Correspondence  |   October 2015
Suboptimal Protocol?
Author Affiliations & Notes
  • (Accepted for publication June 30, 2015.)
    (Accepted for publication June 30, 2015.)×
Article Information
Correspondence   |   October 2015
Suboptimal Protocol?
Anesthesiology 10 2015, Vol.123, 978. doi:
Anesthesiology 10 2015, Vol.123, 978. doi:
To the Editor:
Park et al.1  compared surgical pleth index (SPI)-guided analgesia with conventional analgesia during adenotonsillectomy in 45 pediatric patients. The authors confirmed their primary outcome that intraoperative fentanyl requirements are lower in SPI-guided patients. However, they failed to confirm any secondary outcomes, instead showing that intraoperative sevoflurane consumption, emergence agitation, pain, and analgesic requirements were all aggravated in SPI-guided patients. The authors concluded that SPI may not be valid in children.
I congratulate the authors for carefully blinding study personnel, which surely promoted accurate results. However, I am concerned by the authors’ analgesic protocol. Adenotonsillectomy is a short and painful procedure, in this case, averaging only 25 to 30 min of anesthesia and just 15 to 18 min of surgery.
Given the authors’ protocol for analgesic administration, it seems likely that patients in both groups were undertreated. No analgesics were given before incision; moreover, the protocol mandated analgesic administration only after SPI increased to at least 50 or an increase in blood pressure or heart rate to at least 120% for a minimum period of 3 min for the initial event and 5 min for subsequent events. This seems a remarkably long cycle time for such a short operation. Many clinicians would argue that participating patients should have been preemptively treated and that a shorter cycle period would be appropriate.
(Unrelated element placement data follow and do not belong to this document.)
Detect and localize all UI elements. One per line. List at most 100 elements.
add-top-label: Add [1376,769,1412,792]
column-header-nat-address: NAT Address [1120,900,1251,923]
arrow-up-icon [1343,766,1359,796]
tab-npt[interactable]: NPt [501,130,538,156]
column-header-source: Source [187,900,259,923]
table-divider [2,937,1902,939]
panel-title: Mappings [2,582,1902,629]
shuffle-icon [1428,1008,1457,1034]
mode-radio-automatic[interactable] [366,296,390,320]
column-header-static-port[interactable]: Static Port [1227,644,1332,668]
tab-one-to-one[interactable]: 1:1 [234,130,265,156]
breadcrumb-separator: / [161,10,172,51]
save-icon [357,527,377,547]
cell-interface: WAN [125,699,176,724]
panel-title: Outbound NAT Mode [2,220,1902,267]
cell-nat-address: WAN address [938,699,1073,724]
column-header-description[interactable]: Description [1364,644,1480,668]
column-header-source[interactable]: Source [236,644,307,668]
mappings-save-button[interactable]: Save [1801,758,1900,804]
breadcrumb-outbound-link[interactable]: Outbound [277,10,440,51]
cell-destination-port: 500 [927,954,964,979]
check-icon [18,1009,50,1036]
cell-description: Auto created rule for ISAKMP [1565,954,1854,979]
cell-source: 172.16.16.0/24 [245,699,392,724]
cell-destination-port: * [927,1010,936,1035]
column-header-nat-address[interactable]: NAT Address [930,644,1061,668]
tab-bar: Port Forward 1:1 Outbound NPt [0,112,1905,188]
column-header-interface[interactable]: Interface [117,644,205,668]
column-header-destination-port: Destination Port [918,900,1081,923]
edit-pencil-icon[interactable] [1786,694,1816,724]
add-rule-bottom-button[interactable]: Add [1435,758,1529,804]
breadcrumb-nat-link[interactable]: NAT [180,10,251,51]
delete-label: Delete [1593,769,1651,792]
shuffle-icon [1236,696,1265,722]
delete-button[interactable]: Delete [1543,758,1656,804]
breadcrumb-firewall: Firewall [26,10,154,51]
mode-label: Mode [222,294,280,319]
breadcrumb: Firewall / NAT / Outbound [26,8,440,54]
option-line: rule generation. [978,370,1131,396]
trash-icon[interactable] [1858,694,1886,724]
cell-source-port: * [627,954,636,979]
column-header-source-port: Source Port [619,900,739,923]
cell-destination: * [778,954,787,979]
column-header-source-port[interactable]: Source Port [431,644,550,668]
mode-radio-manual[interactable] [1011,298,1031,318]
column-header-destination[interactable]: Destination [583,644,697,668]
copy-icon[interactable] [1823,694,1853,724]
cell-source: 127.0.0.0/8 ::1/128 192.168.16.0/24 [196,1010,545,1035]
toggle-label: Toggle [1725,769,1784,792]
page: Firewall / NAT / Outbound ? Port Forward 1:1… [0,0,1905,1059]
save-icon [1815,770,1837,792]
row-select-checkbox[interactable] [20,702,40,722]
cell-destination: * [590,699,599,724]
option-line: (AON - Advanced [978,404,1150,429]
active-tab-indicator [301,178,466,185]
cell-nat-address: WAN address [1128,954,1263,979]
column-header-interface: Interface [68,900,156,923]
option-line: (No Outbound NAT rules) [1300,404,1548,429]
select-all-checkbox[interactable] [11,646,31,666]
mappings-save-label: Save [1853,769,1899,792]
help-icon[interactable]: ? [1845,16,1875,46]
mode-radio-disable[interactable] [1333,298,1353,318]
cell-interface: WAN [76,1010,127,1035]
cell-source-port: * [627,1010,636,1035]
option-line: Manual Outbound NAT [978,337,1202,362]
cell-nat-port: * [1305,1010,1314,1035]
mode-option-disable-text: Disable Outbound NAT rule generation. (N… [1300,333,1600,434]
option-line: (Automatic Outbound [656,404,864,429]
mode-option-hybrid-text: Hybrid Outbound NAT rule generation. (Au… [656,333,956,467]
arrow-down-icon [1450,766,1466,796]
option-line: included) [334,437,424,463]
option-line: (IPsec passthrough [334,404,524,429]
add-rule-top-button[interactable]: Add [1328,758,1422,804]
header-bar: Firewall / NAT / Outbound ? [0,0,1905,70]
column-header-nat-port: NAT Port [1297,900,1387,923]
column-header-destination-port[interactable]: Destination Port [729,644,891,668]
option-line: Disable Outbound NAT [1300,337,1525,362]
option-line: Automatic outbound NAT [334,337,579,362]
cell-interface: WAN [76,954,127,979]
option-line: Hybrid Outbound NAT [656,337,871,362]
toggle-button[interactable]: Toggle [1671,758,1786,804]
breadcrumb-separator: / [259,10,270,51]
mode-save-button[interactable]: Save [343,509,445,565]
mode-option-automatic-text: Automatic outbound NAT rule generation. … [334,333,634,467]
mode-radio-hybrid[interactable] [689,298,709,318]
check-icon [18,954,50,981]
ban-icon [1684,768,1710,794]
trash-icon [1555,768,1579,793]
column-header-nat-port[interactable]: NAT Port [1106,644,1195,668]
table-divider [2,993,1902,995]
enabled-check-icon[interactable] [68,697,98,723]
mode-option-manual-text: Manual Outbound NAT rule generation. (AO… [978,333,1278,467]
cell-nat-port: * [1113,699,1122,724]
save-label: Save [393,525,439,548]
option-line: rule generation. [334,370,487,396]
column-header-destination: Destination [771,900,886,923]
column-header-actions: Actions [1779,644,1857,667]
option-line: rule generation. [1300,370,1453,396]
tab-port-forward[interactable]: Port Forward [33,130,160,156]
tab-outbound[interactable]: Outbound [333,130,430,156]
Patients in the SPI-guided group were, on average, given just a single 0.5-μg/kg bolus of fentanyl (average total dose only 0.4 μg/kg). Patients in the control group were given approximately three boluses (average total fentanyl dose of 1.7 μg/kg). A more typical preincision loading dose would be 1 to 3 μg/kg fentanyl for adenotonsillectomy if fentanyl is used as single agent for analgesic treatment both intraoperatively and postoperatively.2–4  A consequence of avoiding preemptive analgesia and a protocol-mandated long cycle time is that at least some patients may never have reached analgesic equilibrium—thus not truly testing the efficacy of SPI guidance. The high incidence of tachycardia events in both study groups (67%, no difference between groups) is consistent with this theory. Given what appears to be inadequate analgesic administration, it is perhaps unsurprising that patients in both groups were suffering and agitated in the postanesthesia care unit.
The results reported by Park et al. are presented as a failure to validate SPI in children but instead appears to be a predictable consequence of their protocol. Thus, whether SPI is helpful in children remains unanswered.
Competing Interests
The author is a consultant at Medasense Ltd. (Ramat Yishai, Israel), a company currently developing a nociception monitor based on the Nociception Level index. The author receives a consultant fee and has company option shares.
Ruth Edry, M.D., Rambam Medical Center, Haifa, Israel.